Here, the Texas Court of Criminal Appeals found no reasonable probability that but for Bustamante's brother's statement, the jury would have acquitted him of capital murder. In other words, it found no reasonable probability that, but for the brother's statement, the jury would not have found that the killing occurred during the course of a robbery.

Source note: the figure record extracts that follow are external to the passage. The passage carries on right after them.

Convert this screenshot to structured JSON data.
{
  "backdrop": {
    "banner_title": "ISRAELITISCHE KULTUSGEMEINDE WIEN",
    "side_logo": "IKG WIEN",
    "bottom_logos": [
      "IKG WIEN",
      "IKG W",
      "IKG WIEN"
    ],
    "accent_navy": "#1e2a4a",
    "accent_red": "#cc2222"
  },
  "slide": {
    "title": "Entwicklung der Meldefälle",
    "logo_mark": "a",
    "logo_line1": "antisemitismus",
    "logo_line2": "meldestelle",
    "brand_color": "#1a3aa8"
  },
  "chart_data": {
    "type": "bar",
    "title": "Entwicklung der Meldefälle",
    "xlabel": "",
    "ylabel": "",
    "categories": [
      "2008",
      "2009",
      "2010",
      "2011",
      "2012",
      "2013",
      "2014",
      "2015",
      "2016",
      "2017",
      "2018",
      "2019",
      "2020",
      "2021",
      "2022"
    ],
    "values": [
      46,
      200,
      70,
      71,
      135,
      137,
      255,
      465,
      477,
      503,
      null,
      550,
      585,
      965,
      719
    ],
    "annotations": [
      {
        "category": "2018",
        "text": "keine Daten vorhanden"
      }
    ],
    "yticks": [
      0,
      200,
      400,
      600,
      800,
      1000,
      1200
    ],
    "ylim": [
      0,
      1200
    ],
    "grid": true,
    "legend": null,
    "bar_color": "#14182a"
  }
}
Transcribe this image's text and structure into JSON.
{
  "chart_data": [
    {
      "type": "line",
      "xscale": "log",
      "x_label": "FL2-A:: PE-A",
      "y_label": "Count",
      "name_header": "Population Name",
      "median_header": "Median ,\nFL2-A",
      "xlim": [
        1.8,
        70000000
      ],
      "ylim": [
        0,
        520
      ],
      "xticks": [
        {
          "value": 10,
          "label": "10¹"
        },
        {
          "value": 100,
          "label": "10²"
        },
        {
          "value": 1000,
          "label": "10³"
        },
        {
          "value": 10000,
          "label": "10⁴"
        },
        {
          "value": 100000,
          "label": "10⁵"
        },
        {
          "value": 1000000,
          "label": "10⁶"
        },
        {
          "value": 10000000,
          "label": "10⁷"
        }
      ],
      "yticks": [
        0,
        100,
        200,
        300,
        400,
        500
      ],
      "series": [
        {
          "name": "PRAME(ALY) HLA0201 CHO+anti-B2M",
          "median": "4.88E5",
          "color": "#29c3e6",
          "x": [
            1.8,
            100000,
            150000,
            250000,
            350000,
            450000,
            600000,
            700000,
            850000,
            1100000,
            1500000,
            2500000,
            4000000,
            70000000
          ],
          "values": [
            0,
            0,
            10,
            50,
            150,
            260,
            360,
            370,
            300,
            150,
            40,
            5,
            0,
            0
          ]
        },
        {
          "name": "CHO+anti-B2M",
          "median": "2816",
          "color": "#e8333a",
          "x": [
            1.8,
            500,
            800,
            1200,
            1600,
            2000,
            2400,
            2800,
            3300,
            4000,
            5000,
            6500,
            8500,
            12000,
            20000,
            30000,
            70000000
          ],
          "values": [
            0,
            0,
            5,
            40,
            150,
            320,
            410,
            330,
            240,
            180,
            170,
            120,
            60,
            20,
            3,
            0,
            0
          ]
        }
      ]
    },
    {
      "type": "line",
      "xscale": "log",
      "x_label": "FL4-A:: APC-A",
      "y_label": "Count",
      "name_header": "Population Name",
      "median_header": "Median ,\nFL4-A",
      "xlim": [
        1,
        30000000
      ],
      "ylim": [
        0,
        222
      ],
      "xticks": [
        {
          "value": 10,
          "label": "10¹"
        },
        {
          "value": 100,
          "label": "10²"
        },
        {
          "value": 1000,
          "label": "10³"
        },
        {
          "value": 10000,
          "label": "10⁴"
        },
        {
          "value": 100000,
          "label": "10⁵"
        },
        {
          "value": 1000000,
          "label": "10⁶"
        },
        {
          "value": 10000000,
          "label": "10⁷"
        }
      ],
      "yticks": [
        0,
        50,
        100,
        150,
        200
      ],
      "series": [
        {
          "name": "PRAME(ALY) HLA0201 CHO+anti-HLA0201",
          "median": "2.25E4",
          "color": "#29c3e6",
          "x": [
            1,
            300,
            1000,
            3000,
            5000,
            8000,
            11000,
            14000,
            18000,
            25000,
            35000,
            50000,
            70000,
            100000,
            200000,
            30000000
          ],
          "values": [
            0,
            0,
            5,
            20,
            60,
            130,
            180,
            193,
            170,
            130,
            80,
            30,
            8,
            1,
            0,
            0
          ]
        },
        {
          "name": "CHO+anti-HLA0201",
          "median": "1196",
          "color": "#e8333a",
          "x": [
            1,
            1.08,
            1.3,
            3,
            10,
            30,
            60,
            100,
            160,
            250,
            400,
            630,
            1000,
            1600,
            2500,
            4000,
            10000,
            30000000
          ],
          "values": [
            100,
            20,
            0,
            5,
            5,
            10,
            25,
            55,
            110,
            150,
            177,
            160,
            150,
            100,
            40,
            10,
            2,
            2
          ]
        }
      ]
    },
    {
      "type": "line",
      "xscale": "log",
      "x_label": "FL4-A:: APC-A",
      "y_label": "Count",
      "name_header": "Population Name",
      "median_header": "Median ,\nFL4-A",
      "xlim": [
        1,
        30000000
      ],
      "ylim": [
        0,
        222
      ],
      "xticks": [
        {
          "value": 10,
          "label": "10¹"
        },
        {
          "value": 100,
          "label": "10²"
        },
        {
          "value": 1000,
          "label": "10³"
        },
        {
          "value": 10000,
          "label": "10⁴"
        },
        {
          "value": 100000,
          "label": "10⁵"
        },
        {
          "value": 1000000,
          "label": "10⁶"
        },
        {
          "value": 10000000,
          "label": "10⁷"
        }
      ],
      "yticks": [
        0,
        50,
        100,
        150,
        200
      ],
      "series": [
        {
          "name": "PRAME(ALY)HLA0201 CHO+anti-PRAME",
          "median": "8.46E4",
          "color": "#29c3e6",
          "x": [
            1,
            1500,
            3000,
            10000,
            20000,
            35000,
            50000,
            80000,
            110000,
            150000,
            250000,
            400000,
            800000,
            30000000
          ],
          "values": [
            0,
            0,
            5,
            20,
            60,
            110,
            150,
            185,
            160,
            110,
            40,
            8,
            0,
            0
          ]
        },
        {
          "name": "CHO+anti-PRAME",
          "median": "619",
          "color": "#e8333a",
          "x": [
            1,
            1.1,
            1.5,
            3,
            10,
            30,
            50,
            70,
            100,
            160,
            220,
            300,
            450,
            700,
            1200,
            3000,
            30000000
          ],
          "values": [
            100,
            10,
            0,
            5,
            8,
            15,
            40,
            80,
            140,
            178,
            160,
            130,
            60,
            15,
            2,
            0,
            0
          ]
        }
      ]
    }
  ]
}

As previously set forth, we are constrained under AEDPA to determine whether the state court's conclusion is “contrary to, or involved an unreasonable application of, clearly established Federal law.” § 2254(d).
Bustamante has failed to “show a ‘reasonable probability’ that the jury would have otherwise harbored a reasonable doubt concerning guilt.” Emery v. Johnson, 139 F.3d 191, 196 (5th Cir.1997) (citation omitted). Most of Bill's statement was duplicative of other testimony at trial. To the extent Bill's statement was duplicative, it fails to demonstrate prejudice. See id. at 197 (explaining that “testimony about the confession was duplicative of [other] testimony” and thus the petitioner “cannot demonstrate that a third source of the same confession would have sufficed to change the result of his trial”).
There are, however, two pieces of information in Bill's statement that were not duplicative or cumulative of the evidence admitted at trial. Bill's statement provided that “I have gone one time with [Bustamante] to roll wetbacks.” It further provided that during the drive home after the instant murder, the four men stopped at a truck stop and Bustamante attempted “to get to a person who was asleep in the car.” The other three men persuaded him to stop. This evidence is incriminating and should not have been considered by the jury. Nonetheless, it pales in comparison to the overwhelming evidence demonstrating this brutal, unprovoked stabbing death that occurred during the course of an attempted robbery. Cf. Henderson v. Cockrell, 333 F.3d 592, 603 (5th Cir.2003) (holding that in view of the “brutal and senseless nature of the crime” and the overwhelming evidence of guilt, including petitioner's confession to a cellmate, there was not a reasonable probability that the evidence of petitioner's gang affiliation affected the guilty verdict).
Simply put, in light of the strength of the prosecution's evidence that Bustamante intended to rob the victim during the course of the murder, Bustamante has not shown there is a reasonable probability of a different verdict. Strickland, 466 U.S. at 694, 104 S.Ct. 2052. Thus, we must conclude that the state court's conclusion is not objectively unreasonable. FN5
FN5. Bustamante challenges the state court's findings and conclusions and its analysis. This Court has “conclude[d] that our focus on the ‘unreasonable application’ test under Section 2254(d) should be on the ultimate legal conclusion that the state court reached.” Neal v. Puckett, 286 F.3d 230, 246 (5th Cir.2002) (en banc). “[T]he only question for a federal habeas court is whether the state court's determination is objectively unreasonable.” Id. Here, the Texas Court of Criminal Appeals cited Strickland and opined, inter alia, that in light of the overwhelming evidence against Bustamante, there was no reasonable probability that but for counsel's performance the outcome of the proceeding would have been different. As set forth above, we find that the state court's conclusion is not objectively unreasonable.
For the above reasons, the district court's judgment is AFFIRMED.